В ТЕ ДНИ МЭЙ ОЧЕНЬ СЕРЬЕЗНО ОТНОСИЛАСЬ к урокам танцев. Когда ей было восемь, она поступила в Школу американского балета. Нам сказали, у нее высокий подъем и хорошая выворотность. Каждое утро она стояла, положив руку на кухонный островок, и описывала ногами изящные полукруги; волосы собраны в пучок. Пару лет спустя она сказала нам, что, по ее мнению, занятия в балетном классе — это прямой путь на сцену, и была права. В одиннадцать лет она получила роль в армии мышей в нью-йоркской постановке «Щелкунчика». Какой-нибудь другой девочке, может, и хотелось бы надеть тюлевую юбку и танцевать со снежинками, однако Мэй завораживали огромная мохнатая голова и длинный хлыстоподобный хвост.

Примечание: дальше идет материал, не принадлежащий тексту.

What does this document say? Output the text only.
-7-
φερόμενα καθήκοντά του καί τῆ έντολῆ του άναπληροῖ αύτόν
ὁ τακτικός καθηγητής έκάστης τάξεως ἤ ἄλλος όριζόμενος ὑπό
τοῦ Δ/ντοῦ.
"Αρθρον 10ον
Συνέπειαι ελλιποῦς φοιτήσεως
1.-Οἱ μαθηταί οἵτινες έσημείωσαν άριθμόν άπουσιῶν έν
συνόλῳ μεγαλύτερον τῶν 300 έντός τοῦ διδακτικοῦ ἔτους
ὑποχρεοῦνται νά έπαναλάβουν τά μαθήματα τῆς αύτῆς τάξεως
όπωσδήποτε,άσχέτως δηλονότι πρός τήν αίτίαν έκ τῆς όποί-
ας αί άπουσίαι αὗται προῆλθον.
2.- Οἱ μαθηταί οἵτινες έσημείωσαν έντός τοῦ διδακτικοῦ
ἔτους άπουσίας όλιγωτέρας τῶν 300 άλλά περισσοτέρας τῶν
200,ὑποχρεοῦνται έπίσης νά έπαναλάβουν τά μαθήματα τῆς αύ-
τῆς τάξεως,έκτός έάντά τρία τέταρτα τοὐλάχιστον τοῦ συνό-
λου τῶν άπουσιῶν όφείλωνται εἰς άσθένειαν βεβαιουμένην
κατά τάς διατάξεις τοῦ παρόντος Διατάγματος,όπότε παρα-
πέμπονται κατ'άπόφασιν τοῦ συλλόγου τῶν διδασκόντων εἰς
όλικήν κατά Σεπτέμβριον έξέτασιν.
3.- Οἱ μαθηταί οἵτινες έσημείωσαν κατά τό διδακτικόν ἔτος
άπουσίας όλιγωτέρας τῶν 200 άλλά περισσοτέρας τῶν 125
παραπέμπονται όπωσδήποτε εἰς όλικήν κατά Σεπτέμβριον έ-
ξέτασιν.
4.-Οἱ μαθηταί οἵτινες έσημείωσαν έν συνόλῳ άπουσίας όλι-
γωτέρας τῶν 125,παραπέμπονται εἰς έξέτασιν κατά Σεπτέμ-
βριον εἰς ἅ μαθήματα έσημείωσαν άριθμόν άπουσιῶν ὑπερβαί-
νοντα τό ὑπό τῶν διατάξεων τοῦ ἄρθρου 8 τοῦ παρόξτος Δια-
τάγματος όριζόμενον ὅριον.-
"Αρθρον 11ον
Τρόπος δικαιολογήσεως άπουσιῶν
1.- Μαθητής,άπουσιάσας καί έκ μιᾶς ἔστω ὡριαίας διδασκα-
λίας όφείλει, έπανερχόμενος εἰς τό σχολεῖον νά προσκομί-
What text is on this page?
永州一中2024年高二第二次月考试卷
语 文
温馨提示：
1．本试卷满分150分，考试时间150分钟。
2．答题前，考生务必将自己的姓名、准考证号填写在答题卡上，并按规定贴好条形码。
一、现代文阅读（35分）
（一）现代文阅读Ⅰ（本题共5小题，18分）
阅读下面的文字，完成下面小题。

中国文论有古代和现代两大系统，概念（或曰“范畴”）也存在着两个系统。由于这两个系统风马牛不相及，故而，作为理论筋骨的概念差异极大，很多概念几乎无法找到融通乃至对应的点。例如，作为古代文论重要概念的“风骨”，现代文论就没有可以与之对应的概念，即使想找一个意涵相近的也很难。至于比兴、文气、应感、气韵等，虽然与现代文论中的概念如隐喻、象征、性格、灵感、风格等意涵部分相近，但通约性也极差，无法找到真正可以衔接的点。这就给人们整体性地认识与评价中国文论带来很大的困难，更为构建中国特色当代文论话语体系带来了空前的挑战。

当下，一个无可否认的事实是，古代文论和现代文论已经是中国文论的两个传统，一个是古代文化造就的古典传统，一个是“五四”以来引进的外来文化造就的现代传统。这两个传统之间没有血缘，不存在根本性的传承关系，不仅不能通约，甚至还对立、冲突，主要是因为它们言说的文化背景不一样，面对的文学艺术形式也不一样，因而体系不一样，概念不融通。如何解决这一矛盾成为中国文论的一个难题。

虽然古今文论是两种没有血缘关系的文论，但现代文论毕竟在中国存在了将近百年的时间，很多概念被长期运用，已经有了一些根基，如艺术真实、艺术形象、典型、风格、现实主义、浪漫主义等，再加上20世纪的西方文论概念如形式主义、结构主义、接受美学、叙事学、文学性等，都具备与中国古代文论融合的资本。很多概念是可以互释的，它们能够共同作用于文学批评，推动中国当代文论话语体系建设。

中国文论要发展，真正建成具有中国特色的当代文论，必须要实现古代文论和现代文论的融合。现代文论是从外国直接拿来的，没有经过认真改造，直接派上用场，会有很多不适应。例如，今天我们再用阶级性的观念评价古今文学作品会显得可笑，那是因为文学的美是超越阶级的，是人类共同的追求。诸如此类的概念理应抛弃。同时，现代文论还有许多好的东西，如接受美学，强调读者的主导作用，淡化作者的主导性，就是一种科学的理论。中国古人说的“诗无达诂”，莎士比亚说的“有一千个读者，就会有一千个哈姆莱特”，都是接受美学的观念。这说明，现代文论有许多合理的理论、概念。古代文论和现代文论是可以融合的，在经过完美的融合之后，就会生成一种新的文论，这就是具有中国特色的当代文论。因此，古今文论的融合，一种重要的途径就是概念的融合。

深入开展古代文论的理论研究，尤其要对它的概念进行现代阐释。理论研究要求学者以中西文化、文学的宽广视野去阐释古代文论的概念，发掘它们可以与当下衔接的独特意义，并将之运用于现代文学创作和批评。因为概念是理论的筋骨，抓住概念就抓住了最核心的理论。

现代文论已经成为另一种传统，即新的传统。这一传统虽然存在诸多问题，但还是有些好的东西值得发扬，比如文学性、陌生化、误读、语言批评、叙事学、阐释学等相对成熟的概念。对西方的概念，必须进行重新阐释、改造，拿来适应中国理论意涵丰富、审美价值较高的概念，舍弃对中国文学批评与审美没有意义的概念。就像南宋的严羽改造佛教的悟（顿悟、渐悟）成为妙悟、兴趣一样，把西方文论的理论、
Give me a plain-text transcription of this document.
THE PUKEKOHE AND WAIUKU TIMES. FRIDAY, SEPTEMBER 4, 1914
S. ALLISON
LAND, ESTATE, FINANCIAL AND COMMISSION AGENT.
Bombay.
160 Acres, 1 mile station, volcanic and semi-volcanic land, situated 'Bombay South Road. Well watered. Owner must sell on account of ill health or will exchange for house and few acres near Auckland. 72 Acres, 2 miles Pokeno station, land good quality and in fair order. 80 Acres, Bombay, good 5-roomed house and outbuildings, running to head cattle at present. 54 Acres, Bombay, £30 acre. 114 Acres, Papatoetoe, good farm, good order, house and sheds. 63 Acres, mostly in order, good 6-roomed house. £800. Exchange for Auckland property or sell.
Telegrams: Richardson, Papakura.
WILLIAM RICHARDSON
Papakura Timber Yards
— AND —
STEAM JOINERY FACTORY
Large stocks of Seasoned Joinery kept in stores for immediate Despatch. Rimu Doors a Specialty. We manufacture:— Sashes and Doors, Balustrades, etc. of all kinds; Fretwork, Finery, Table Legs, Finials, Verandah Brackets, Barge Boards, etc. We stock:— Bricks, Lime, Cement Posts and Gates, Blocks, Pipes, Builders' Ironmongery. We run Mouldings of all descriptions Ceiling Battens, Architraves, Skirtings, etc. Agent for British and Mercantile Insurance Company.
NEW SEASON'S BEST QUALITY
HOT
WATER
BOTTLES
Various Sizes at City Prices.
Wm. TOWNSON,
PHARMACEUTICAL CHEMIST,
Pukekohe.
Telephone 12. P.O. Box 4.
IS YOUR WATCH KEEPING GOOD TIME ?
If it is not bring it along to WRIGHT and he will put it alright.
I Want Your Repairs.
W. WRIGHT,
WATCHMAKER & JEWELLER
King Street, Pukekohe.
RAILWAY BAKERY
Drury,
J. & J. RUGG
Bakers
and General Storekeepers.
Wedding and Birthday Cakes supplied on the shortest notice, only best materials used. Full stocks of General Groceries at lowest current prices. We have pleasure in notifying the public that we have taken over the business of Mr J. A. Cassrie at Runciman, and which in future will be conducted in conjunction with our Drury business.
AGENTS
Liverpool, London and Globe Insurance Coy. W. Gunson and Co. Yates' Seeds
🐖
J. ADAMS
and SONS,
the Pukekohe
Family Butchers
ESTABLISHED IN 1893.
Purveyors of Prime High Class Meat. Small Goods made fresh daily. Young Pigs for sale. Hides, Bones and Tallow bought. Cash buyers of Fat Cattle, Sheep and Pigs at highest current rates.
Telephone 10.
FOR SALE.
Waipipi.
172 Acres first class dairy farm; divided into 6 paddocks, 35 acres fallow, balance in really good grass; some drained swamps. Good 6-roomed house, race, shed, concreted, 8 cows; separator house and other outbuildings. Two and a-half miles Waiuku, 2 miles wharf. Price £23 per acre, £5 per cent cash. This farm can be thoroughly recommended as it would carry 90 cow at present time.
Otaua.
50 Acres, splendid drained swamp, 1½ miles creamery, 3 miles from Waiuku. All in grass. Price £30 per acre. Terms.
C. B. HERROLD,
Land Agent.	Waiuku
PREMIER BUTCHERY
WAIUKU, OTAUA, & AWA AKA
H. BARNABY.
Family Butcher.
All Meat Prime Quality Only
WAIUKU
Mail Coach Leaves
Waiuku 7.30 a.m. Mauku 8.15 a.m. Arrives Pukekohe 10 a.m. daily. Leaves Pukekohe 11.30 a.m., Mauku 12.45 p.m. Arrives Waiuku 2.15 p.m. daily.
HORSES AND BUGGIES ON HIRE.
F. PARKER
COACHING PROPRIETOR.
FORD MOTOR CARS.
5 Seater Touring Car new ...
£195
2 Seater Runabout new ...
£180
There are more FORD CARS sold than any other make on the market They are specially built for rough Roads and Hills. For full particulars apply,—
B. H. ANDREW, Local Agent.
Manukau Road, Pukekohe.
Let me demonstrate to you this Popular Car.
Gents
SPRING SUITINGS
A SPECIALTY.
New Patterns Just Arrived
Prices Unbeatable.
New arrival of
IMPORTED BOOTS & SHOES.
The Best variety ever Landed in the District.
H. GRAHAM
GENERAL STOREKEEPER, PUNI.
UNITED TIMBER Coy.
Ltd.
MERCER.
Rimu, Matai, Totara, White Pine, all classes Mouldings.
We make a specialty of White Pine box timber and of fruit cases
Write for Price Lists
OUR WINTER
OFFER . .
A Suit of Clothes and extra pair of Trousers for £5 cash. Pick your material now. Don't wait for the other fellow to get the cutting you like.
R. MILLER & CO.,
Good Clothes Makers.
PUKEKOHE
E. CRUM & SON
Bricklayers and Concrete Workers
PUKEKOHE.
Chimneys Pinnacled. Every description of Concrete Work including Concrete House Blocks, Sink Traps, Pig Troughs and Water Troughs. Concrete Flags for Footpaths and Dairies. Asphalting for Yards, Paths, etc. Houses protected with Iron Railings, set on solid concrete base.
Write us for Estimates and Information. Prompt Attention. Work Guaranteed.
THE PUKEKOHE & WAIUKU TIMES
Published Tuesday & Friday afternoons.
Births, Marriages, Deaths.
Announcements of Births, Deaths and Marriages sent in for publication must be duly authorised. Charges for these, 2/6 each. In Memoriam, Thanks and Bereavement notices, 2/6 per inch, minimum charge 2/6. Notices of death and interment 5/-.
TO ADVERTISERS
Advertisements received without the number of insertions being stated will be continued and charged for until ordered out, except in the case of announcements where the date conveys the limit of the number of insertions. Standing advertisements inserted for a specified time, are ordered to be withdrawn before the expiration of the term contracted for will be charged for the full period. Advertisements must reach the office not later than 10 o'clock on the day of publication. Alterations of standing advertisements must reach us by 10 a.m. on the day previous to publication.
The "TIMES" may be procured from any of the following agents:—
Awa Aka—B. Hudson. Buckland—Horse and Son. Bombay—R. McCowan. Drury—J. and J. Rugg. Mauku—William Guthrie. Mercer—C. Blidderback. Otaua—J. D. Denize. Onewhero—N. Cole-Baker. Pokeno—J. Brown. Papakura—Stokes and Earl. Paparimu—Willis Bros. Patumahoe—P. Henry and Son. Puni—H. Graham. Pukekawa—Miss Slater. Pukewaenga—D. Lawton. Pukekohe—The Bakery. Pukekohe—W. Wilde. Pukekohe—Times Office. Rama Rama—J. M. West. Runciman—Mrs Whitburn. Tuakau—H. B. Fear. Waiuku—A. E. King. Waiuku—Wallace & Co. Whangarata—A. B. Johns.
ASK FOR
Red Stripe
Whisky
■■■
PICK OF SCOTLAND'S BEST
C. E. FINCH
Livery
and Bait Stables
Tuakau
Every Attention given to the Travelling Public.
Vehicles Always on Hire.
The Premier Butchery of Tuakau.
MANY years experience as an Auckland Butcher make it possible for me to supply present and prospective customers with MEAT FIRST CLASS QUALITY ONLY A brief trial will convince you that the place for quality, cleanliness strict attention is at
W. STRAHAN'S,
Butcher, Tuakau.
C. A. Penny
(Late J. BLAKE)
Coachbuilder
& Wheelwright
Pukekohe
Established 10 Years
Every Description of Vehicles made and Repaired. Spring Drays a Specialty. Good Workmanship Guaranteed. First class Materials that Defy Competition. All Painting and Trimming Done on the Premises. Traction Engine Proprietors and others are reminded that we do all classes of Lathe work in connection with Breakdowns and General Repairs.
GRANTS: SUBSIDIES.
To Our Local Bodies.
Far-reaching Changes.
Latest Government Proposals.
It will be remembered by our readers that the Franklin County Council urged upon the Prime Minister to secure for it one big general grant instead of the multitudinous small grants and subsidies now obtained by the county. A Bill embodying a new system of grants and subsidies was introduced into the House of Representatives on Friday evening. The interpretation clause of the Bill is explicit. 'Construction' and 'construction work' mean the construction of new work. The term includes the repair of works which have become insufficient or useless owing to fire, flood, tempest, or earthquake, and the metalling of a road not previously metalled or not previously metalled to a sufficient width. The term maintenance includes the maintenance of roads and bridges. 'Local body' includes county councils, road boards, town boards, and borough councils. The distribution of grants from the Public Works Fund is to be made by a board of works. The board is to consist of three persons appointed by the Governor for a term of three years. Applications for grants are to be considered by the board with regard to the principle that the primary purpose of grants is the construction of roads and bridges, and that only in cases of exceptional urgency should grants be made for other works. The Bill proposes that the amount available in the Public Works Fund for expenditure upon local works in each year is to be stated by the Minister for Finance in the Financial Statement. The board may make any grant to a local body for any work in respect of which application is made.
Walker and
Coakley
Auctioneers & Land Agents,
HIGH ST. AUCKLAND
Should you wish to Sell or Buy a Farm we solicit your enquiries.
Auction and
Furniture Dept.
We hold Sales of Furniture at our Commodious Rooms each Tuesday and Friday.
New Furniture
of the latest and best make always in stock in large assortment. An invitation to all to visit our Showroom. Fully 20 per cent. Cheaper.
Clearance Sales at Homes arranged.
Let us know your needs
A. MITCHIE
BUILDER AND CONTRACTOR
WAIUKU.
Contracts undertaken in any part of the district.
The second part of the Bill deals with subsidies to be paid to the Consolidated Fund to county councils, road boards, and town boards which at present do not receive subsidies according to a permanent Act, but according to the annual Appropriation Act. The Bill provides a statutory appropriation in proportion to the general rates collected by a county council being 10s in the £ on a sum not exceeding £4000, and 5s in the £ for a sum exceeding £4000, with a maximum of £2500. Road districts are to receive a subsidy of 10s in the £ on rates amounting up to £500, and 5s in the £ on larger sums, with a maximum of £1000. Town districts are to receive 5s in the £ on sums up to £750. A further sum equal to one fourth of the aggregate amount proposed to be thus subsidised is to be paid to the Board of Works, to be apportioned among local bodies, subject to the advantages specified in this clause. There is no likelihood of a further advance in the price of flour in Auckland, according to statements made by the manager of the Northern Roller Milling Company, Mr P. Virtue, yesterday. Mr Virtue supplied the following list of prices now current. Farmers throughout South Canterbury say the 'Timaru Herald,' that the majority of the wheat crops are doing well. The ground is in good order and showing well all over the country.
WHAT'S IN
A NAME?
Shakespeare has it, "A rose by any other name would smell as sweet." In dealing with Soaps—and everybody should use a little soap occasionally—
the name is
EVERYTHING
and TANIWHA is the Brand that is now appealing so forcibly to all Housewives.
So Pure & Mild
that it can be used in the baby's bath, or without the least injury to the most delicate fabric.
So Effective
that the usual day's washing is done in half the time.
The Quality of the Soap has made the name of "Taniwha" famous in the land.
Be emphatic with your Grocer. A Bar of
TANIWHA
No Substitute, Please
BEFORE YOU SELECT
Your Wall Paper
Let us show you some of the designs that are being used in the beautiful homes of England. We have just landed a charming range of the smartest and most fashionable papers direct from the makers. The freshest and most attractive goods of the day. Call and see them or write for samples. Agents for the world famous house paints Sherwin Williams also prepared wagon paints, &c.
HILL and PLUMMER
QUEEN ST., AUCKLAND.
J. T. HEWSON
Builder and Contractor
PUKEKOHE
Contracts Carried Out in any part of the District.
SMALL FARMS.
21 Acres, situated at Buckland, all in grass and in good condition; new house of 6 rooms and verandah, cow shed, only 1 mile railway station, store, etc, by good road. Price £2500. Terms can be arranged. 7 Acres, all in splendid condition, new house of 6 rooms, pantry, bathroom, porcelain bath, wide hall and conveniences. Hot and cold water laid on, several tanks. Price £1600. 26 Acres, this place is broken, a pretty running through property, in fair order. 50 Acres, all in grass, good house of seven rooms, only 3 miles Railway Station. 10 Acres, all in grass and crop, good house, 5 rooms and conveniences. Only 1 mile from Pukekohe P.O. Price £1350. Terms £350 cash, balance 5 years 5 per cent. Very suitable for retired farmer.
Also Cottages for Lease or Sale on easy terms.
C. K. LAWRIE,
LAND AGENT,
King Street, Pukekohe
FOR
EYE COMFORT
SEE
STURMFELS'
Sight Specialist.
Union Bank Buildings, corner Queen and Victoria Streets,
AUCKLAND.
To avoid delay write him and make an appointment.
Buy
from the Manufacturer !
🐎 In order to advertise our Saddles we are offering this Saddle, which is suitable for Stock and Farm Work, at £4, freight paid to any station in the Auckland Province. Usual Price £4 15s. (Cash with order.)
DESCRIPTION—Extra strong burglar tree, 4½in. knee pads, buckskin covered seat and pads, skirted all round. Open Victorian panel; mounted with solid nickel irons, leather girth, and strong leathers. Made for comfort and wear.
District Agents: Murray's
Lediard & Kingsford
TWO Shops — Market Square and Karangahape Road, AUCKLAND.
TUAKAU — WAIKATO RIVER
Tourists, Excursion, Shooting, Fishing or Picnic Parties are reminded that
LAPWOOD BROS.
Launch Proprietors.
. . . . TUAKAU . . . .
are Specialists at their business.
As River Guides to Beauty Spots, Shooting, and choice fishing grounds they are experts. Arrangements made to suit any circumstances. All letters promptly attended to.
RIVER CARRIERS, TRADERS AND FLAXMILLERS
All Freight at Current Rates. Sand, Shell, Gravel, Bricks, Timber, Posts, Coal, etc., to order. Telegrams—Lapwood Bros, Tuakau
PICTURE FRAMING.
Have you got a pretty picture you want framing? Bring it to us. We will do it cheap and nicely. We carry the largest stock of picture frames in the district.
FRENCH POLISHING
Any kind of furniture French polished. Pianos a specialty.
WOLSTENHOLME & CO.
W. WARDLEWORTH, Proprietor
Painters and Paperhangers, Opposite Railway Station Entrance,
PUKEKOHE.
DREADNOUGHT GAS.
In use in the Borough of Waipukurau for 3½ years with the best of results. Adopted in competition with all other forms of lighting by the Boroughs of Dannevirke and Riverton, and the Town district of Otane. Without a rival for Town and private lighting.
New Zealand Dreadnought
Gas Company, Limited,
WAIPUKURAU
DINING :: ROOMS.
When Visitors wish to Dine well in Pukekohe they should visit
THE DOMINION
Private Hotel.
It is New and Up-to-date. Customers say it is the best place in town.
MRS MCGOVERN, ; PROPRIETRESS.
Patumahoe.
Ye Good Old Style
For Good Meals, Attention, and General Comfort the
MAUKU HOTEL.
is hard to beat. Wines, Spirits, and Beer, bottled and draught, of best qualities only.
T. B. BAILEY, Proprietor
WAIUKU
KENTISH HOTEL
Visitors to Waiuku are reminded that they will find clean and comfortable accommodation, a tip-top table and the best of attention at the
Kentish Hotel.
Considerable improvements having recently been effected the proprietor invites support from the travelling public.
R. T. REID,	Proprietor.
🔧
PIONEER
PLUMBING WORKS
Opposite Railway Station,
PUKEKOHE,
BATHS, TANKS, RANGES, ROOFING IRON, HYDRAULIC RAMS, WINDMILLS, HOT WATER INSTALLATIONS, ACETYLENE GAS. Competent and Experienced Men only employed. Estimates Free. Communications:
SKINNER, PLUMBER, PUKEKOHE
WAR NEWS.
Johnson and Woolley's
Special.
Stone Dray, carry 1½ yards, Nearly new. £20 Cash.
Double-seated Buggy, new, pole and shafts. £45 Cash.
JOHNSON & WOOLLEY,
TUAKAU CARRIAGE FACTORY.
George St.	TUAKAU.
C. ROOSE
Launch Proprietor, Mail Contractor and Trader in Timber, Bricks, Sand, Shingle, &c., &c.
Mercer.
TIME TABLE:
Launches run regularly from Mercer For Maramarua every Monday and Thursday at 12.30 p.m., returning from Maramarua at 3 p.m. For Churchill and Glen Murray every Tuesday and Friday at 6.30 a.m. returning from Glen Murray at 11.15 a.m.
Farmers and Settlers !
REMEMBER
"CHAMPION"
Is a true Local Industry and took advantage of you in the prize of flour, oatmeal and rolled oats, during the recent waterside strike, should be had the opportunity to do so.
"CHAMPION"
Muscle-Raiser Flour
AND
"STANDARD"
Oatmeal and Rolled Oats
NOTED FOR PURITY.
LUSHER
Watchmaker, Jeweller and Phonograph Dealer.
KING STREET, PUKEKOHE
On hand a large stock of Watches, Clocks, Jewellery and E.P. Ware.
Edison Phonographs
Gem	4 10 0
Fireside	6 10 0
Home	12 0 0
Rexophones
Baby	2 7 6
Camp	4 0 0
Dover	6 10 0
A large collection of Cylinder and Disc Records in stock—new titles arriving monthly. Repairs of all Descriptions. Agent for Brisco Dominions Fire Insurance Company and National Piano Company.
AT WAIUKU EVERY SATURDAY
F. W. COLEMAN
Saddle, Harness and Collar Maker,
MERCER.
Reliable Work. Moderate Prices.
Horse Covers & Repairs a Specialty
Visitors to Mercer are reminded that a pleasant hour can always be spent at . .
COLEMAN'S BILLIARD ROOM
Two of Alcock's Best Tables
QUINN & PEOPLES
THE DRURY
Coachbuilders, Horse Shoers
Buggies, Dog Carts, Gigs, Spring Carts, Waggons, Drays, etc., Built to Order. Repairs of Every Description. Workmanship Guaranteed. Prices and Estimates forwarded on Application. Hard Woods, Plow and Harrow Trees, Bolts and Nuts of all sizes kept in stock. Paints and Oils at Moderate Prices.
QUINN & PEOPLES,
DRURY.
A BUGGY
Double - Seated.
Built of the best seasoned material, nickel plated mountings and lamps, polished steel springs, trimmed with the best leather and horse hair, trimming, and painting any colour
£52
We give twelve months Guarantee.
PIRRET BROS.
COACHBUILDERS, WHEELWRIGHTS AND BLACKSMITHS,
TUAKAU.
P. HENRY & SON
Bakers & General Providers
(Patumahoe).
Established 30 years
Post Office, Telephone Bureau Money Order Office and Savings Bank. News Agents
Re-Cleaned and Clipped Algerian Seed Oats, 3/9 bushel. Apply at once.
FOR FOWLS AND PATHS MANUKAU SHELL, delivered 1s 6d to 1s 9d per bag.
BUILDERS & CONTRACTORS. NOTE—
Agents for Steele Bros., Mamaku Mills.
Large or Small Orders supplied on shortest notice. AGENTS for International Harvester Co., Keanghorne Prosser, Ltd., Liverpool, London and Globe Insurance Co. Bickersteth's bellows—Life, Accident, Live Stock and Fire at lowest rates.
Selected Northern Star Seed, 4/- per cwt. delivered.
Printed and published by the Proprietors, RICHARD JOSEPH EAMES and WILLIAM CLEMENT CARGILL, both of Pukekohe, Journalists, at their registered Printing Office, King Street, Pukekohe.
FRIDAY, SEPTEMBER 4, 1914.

— Мадам Элиз сказала, что небольшие театры повторно выпускают детей в других актах, — сообщила нам Мэй, когда ее утвердили. — Но в Нью-Йорке слишком много талантов, и раз уж ты мышь — сиди и не пищи. Будь довольна тем, что имеешь.
— Не бывает маленьких ролей, — сказала ее мать. — Бывают маленькие мышки.
Всю ту долгую осень, пока шли репетиции, Мэй не выходила из образа — сновала по дому, скрючив пальцы под подбородком, и грызла морковку передними зубами, чем безмерно раздражала брата. Она настаивала, чтобы ее тетя приехала посмотреть, как она блистает на нью-йоркской сцене (прямая цитата), и тетя согласилась, решив, что это весомый повод нарушить правила.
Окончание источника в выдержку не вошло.